I tuned in for both the Saturday and Sunday ESPN2 broadcastd of the inaugural NHRA Four-Wide Nationals from the drag strip that owner Bruton Smith refers to as the ”Bellagio” of dragstrips last weekend.

For the first time ever I found it hard to follow the action on the small screen. The ESPN2 broadcast team did a great job in my estimation of covering “four-wide” racing, but I still had a hard time assimilating what I was seeing.

I watched a race at which all professional qualifying sessions and eliminations were executed by four race cars racing side by side by side by side for 1000 feet or for a quarter mile instead of the traditional two-car program.  On race day the nitro burning pro teams were allowed just 65 minutes between elimination rounds to service their cars and ready them for the next round. I watched Pro Stockers powered by 500-inch carbureted, gasoline-burning big blocks record times in the 6.50-second zone at over 212 mph and  I marveled at the fact that a decade ago that was a great pass for a supercharged, alky-burning Pro Mod.

As I watched the race I couldn’t help but wonder what reactions the late founders of drag racing Wally Parks, C.J. Hart and Robert E. Petersen might have had if they somehow had taken a trip ahead in time from 1964 to present day and were sitting in the stands at zMax Dragway watching the inaugural Four-Wide race.

Surely they would have been puzzled, amazed, and astounded.  Can’t you just hear C.J. Hart leaning over and saying to Parks and Petersen, “What the hell is happening here? They’re running Top Fuel cars four-wide on a thousand-foot track at a national event. This looks more like a Bill Donner/Steve Evans race than the NHRA I remember. Did someone buy the NHRA, Wally? Pete?”
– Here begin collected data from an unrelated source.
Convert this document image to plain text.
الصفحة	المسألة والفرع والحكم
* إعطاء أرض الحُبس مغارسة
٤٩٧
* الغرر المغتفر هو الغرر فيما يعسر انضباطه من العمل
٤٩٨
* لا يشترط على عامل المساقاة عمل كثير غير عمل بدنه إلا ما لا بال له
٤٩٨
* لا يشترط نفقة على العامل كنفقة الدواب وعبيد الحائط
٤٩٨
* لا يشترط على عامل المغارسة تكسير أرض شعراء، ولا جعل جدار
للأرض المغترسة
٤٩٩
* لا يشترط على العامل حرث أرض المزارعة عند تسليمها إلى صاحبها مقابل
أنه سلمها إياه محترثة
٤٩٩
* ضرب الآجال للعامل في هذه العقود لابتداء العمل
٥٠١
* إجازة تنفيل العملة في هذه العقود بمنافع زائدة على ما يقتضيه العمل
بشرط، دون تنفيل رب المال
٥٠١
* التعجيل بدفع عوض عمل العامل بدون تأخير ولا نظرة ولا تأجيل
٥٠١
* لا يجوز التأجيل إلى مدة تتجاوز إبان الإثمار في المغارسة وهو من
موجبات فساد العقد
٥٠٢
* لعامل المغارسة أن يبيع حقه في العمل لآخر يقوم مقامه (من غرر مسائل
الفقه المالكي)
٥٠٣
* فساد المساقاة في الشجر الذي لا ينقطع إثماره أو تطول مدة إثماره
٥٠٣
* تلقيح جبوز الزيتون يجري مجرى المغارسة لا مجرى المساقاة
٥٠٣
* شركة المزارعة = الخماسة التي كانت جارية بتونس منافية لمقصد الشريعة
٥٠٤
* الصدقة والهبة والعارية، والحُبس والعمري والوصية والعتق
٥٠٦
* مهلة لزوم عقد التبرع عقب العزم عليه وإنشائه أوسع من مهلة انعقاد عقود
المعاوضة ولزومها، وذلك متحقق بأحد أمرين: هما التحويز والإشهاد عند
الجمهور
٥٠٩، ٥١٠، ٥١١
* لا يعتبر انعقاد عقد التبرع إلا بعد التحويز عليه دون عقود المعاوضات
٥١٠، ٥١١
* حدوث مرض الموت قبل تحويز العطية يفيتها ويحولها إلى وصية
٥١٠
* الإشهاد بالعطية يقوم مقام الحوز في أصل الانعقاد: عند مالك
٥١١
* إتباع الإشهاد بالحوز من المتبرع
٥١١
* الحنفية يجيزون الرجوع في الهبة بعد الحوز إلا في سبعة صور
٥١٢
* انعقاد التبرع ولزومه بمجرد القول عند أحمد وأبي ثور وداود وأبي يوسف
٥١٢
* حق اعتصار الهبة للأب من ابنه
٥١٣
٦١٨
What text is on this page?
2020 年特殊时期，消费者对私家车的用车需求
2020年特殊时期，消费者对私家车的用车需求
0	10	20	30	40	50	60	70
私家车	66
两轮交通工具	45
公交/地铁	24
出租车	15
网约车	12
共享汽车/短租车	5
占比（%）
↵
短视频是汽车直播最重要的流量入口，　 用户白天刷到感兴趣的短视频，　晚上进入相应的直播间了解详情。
Then he might have sat back and wondered what happen to the sportsman population. Yes, indeed, dear readers, today’s NHRA is nothing like what it was in 1964. Now there are Pro Modified and Pro Stock Bike, and Pro Stock and Funny Cars bodies that are practically unrecognizable when compared to the factory street versions.  

Who among us would have predicted that when Tom Compton was anointed as the president of the NHRA he would be the man who would quite literally preside over the complete restructuring of NHRA drag racing?

During his term as president he presided over the birth and death of the ill-advised Pro Stock Truck class and the addition of Pro Modifieds as a professional category. He oversaw increasing the schedule to 24 (now 23) events, mandated a 75-minute turn around for the professional categories to make the show move along faster, changed the traditional championship points program to the current “count down” format, shortened the track distance for nitro cars to 1000 feet, and mandated many safety innovations for the cars and drivers.  All of these changes and more came in little more than a span of 10 years. Today’s racing fan has witnessed a makeover of a major sport unmatched in history.